One of my stocks is killing me, Hewlett Packard (HPQ), so I am going to take it as an example. I strongly urge you to read on, even if you are not interested in HP stock. Because this is not really an article on HP, but on us.
The fact is that HP was trading at $18; then they said that the “turnaround” would take a longer time than expected. The stock crashed to $15 and was trading around that point when the fourth quarter results were out. The results in themselves were not bad at all. If we add back the write-off of $8.8 billion, then HP made $1.20 a share for the quarter. In fairness, HP generally always has a write off of around $800 million and taking that into account, we still have an earning of $0.80 a share. I agree that this is rather simplistic view of the situation and at this point there is so much negativity surrounding the stock that any discussion seems out of place.
The kicker was the claim that it overpaid for the Autonomy acquisition because Autonomy management had knowingly duped HP by keeping false accounts and has committed serious accounting shenanigans. Although it was obvious to anyone that it overpaid for Autonomy, apparently HP management failed to see it until now.

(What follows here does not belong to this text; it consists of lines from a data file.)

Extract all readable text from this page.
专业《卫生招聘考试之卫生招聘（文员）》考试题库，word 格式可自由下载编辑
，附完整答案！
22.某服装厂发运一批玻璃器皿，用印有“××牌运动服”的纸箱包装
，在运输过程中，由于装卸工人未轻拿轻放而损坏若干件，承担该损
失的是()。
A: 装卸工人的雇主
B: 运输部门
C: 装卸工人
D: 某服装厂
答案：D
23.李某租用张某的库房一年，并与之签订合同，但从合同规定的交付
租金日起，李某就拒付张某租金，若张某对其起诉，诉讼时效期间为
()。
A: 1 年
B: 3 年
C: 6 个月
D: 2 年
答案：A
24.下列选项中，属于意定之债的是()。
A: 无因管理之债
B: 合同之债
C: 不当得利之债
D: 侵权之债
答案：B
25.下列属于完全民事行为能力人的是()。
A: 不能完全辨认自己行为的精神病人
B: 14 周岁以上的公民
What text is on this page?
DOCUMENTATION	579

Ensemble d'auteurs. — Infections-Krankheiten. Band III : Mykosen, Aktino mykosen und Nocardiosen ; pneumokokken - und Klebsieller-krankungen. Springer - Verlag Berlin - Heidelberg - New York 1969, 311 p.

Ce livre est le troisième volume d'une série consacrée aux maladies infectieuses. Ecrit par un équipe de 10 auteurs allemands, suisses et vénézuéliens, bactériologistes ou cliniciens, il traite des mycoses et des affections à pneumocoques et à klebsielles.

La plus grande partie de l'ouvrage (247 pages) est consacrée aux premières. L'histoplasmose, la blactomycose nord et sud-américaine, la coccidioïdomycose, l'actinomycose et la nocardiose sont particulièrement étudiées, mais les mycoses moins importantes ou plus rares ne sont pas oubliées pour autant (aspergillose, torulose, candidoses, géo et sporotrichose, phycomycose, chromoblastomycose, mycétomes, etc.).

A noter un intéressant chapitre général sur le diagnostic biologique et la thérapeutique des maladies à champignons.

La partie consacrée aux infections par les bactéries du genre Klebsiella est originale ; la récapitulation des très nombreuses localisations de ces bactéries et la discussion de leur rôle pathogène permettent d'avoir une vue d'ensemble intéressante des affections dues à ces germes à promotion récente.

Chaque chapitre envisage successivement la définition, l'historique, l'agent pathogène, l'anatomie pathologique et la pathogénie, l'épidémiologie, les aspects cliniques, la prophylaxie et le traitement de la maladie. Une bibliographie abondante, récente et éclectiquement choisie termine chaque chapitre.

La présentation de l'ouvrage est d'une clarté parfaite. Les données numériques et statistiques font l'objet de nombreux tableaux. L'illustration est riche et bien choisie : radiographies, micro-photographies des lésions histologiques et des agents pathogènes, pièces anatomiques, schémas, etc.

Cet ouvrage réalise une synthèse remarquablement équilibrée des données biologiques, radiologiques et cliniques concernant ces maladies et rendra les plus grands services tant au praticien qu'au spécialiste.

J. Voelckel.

A major problem during a situation like this, i.e. when the market is panicking and HP lost $3.8 billion of market cap in one day (dropped from $13.35 to $11.35), is to distinguish “fact” from “fiction.” Let me explain.

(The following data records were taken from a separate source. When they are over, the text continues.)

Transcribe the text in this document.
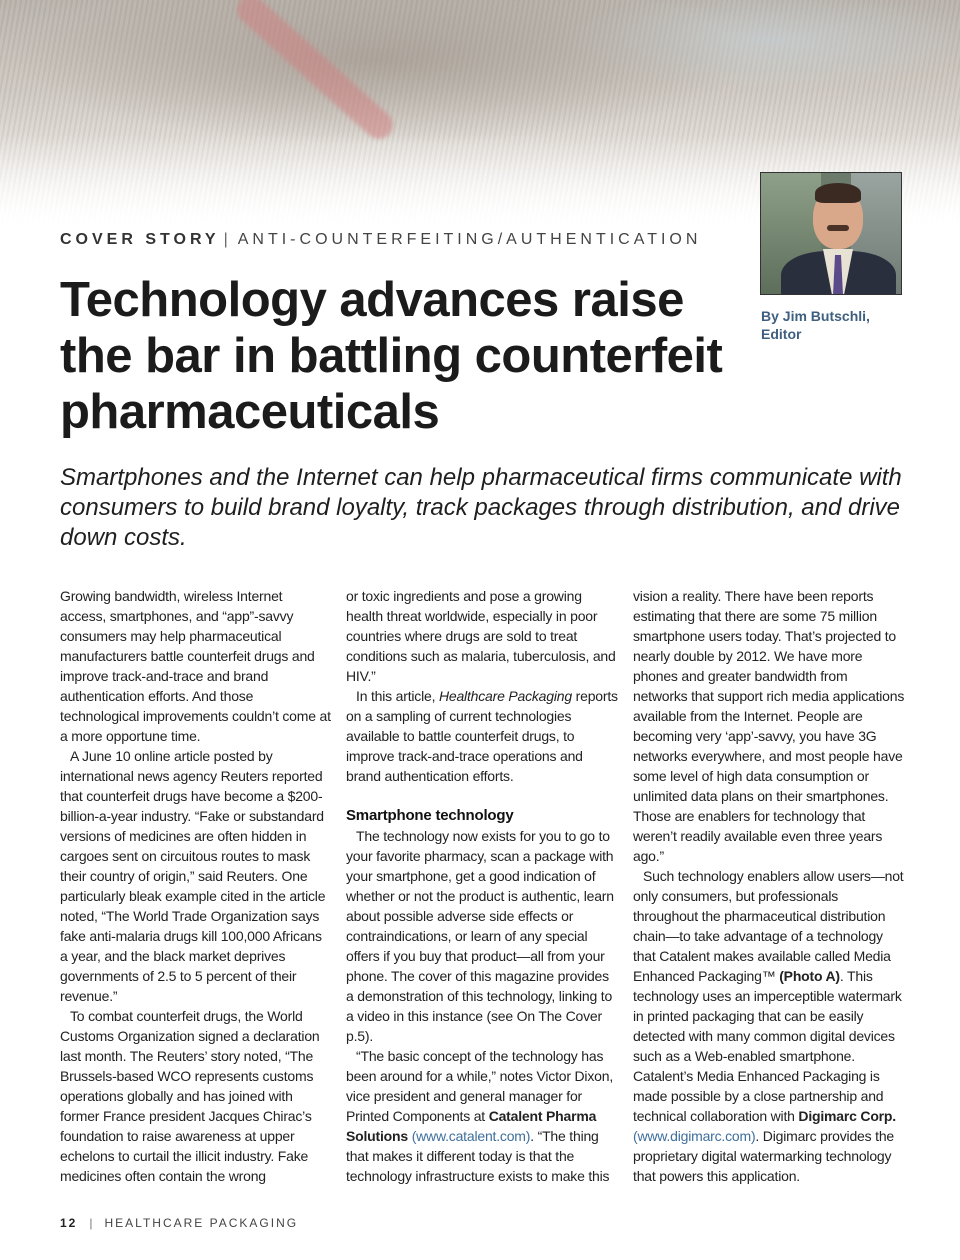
By Jim Butschli,
Editor
COVER STORY | ANTI-COUNTERFEITING/AUTHENTICATION
Technology advances raise the bar in battling counterfeit pharmaceuticals

Smartphones and the Internet can help pharmaceutical firms communicate with consumers to build brand loyalty, track packages through distribution, and drive down costs.

Growing bandwidth, wireless Internet access, smartphones, and “app”-savvy consumers may help pharmaceutical manufacturers battle counterfeit drugs and improve track-and-trace and brand authentication efforts. And those technological improvements couldn’t come at a more opportune time.

A June 10 online article posted by international news agency Reuters reported that counterfeit drugs have become a $200-billion-a-year industry. “Fake or substandard versions of medicines are often hidden in cargoes sent on circuitous routes to mask their country of origin,” said Reuters. One particularly bleak example cited in the article noted, “The World Trade Organization says fake anti-malaria drugs kill 100,000 Africans a year, and the black market deprives governments of 2.5 to 5 percent of their revenue.”

To combat counterfeit drugs, the World Customs Organization signed a declaration last month. The Reuters’ story noted, “The Brussels-based WCO represents customs operations globally and has joined with former France president Jacques Chirac’s foundation to raise awareness at upper echelons to curtail the illicit industry. Fake medicines often contain the wrong

or toxic ingredients and pose a growing health threat worldwide, especially in poor countries where drugs are sold to treat conditions such as malaria, tuberculosis, and HIV.”

In this article, Healthcare Packaging reports on a sampling of current technologies available to battle counterfeit drugs, to improve track-and-trace operations and brand authentication efforts.

Smartphone technology

The technology now exists for you to go to your favorite pharmacy, scan a package with your smartphone, get a good indication of whether or not the product is authentic, learn about possible adverse side effects or contraindications, or learn of any special offers if you buy that product—all from your phone. The cover of this magazine provides a demonstration of this technology, linking to a video in this instance (see On The Cover p.5).

“The basic concept of the technology has been around for a while,” notes Victor Dixon, vice president and general manager for Printed Components at Catalent Pharma Solutions (www.catalent.com). “The thing that makes it different today is that the technology infrastructure exists to make this

vision a reality. There have been reports estimating that there are some 75 million smartphone users today. That’s projected to nearly double by 2012. We have more phones and greater bandwidth from networks that support rich media applications available from the Internet. People are becoming very ‘app’-savvy, you have 3G networks everywhere, and most people have some level of high data consumption or unlimited data plans on their smartphones. Those are enablers for technology that weren’t readily available even three years ago.”

Such technology enablers allow users—not only consumers, but professionals throughout the pharmaceutical distribution chain—to take advantage of a technology that Catalent makes available called Media Enhanced Packaging™ (Photo A). This technology uses an imperceptible watermark in printed packaging that can be easily detected with many common digital devices such as a Web-enabled smartphone. Catalent’s Media Enhanced Packaging is made possible by a close partnership and technical collaboration with Digimarc Corp. (www.digimarc.com). Digimarc provides the proprietary digital watermarking technology that powers this application.

12 | HEALTHCARE PACKAGING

Even if it is obvious to many of you that it is a folly to hold HP, I have in some sense convinced myself that it is not. I was a buyer around $30. I already knew that Autonomy was a waste of money. I also knew that PCs is a no-growth business.
The only new information I have is that some of the enterprise customers are leaving HP, an alarming development, I know. But this has not yet reached alarming levels. There was significant management upheaval at HP, and we need to give it some time to stabilize the operations. It is a good sign that Meg Whitman has lasted a year.
But then again, this might be a rationalization of what “I want to hear.” I want to hear that my investment thesis has not soured. So I rationalize by concentrating on “facts” that support my thesis, and I conveniently ignore the “facts” that do not, i.e. customers leaving, declining sales, serious accounting fraud, etc.
It would be very, very difficult to abandon ship in this case. The facts and the fiction are so muddled up that I am unable to distinguish between them. The only way is to let the investment run its course. Either the company recovers or goes bankrupt. We will know in a few years, I hope. For the opportunity cost, well, I have money lying around to invest, if need arises.